Tensorflow 2.0 学习(chapter 3)

文章目录

切片
算子操作
字符串操作
RaggedTensor
SparseTensor
Variable
自定义损失函数
keras.layers.Lambda
自定义Layer
TF函数与Python函数的转换
@tf.function
TensorSpec
TF函数转换成Graph
Graph
求导
求两次导数
求二阶导数
Optimizer与求导
Metric的使用

切片

通常用start:stop:step来切片, 用:表示当前维度下的所有数据.

省略号(…)的意思是展开尽可能多的冒号, 比如,

t = tf.constant([[1,2,3], [4,5,6]])
t[...] == t[:, :]
t[..., 1] == t[:, 1]
t[..., 1, 2] == t[1, 2]
t[1, ...] == t[1, :]

None与省略号组合表示扩展一个维度, 例如t[None, ...]表示将数组扩展为1×2×3的数组

算子操作

t = tf.constant([0])
t + 10	            # 加法
tf.square(t)        # 平方
t @ tf.transpose(t) # 矩阵乘
t.numpy()           # 转换为numpy矩阵

字符串操作

t = tf.constant("cafe")
tf.strings.length(t)                 # 字符串长度
tf.strings.length(t, unit='UTF8_CHAR')
tf.strings.unicode_decode(t, 'UTF8') # 字符串转换为RaggedTensor

RaggedTensor

不等长的Tensor.

r = tf.ragged.constant([[1, 2], [], [3]])
tf.concat([r, r2], axis=0) # 在第0维度上连接
r.to_tensor() # 变成Tensor, 用0补齐

SparseTensor

稀疏的Tensor.

s = tf.SparseTensor(indices=[[0, 1], [1, 0], [2, 3]],
                   values=[1., 2., 3.],
                   dense_shape=[3, 4])
tf.sparse.to_dense(s) # 转换为普通矩阵

如果Sparse Tensor的indices不按顺序排列, 则转换为 dense tensor 的时候会出错

Variable

v = tf.Variable([[1, 2], [3, 4]])
v.value() # 返回Tensor
v.numpy() # 返回numpy数组
v.assign(2 * v) # 变量只能用assign赋值

自定义损失函数

def my_mse(y_true, y_pred):
    return tf.reduce_mean(tf.square(y_pred - y_true))

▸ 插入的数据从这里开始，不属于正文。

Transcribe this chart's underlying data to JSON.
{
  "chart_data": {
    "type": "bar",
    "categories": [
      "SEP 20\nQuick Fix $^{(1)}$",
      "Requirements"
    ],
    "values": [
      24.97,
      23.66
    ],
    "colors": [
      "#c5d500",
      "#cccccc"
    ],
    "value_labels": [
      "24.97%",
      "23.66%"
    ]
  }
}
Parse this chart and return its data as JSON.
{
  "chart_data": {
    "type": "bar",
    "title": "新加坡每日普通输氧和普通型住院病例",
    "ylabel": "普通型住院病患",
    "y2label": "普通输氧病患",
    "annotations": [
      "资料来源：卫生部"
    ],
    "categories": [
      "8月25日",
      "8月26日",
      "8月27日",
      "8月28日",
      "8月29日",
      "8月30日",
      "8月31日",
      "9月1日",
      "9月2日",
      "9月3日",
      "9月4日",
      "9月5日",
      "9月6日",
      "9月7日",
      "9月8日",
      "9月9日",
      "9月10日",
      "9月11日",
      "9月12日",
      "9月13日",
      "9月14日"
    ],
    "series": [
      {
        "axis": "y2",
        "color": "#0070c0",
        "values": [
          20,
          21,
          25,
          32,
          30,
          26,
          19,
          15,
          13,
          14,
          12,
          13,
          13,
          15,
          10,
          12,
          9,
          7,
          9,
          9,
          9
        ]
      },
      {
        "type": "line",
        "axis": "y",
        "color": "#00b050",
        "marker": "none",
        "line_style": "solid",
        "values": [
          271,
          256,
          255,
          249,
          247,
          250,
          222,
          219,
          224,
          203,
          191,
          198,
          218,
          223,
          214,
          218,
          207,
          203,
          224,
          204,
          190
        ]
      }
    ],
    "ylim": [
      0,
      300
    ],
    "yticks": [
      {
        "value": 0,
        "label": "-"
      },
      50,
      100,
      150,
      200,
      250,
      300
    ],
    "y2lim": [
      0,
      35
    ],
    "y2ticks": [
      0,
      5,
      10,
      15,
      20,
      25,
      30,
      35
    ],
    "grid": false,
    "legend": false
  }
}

model.compile(loss=my_mse, ...)

keras.layers.Lambda

mylayer = keras.layers.Lambda(lambda x: tf.nn.softplus(x))

model.add(mylayer)

自定义Layer的方式之一. 补充

# softmax=
tf.exp(logits) / tf.reduce_sum(tf.exp(logits), axis)
# softplus=
log(exp(features) + 1)

自定义Layer

class MyDenseLayer(tf.keras.layers.Layer):
    def __init__(self, units, activation=None, **kwargs):
        self.units = units
        self.activation = keras.layers.Activation(activation)
        super().__init__(**kwargs)
    
    def build(self, input_shape):
        # 添加新变量 add_weight
        self.kernel = self.add_weight(name="kernel",   
                                      shape=(input_shape[1], self.units),
                                      initializer='uniform',    # 均匀分布
                                      trainable=True)
        self.bias = self.add_weight(name="bias",
                                    shape=(self.units,),
                                    initializer='zeros',
                                    trainable=True)
        super().build(input_shape)
    
    def call(self, inputs, **kwargs):
        return self.activation(inputs @ self.kernel + self.bias)
    
model.add(MyDenseLayer(30, activation='relu', input_shape=x_train.shape[1:]))
model.add(MyDenseLayer(1))

创建自定义Layer需要继承tf.keras.layers.Layer.

在构造函数里面, 不仅要添加自己需要的参数, 还需要**kwargs保存其它参数, 传递给父类.

要在构造函数里面创建自己需要的其它Layer.
build函数的参数input_shape是由父类传入的, 最后需要调用父类的build方法.

用self.add_weight创建变量.
call函数. 用Layer的函数式API, 或者普通的运算计算结果

TF函数与Python函数的转换

def scaled_elu(z, scale=1.0, alpha=1.0):
    return scale * tf.where(tf.greater_equal(z, 0.),    # where 相当于?:表达式
                            z, 
                            alpha * tf.nn.elu(z))

# 普通函数转换成 tf 函数
scaled_elu_tf = tf.function(scaled_elu)
# tf 函数转成普通函数
print(scaled_elu_tf.python_function is scaled_elu)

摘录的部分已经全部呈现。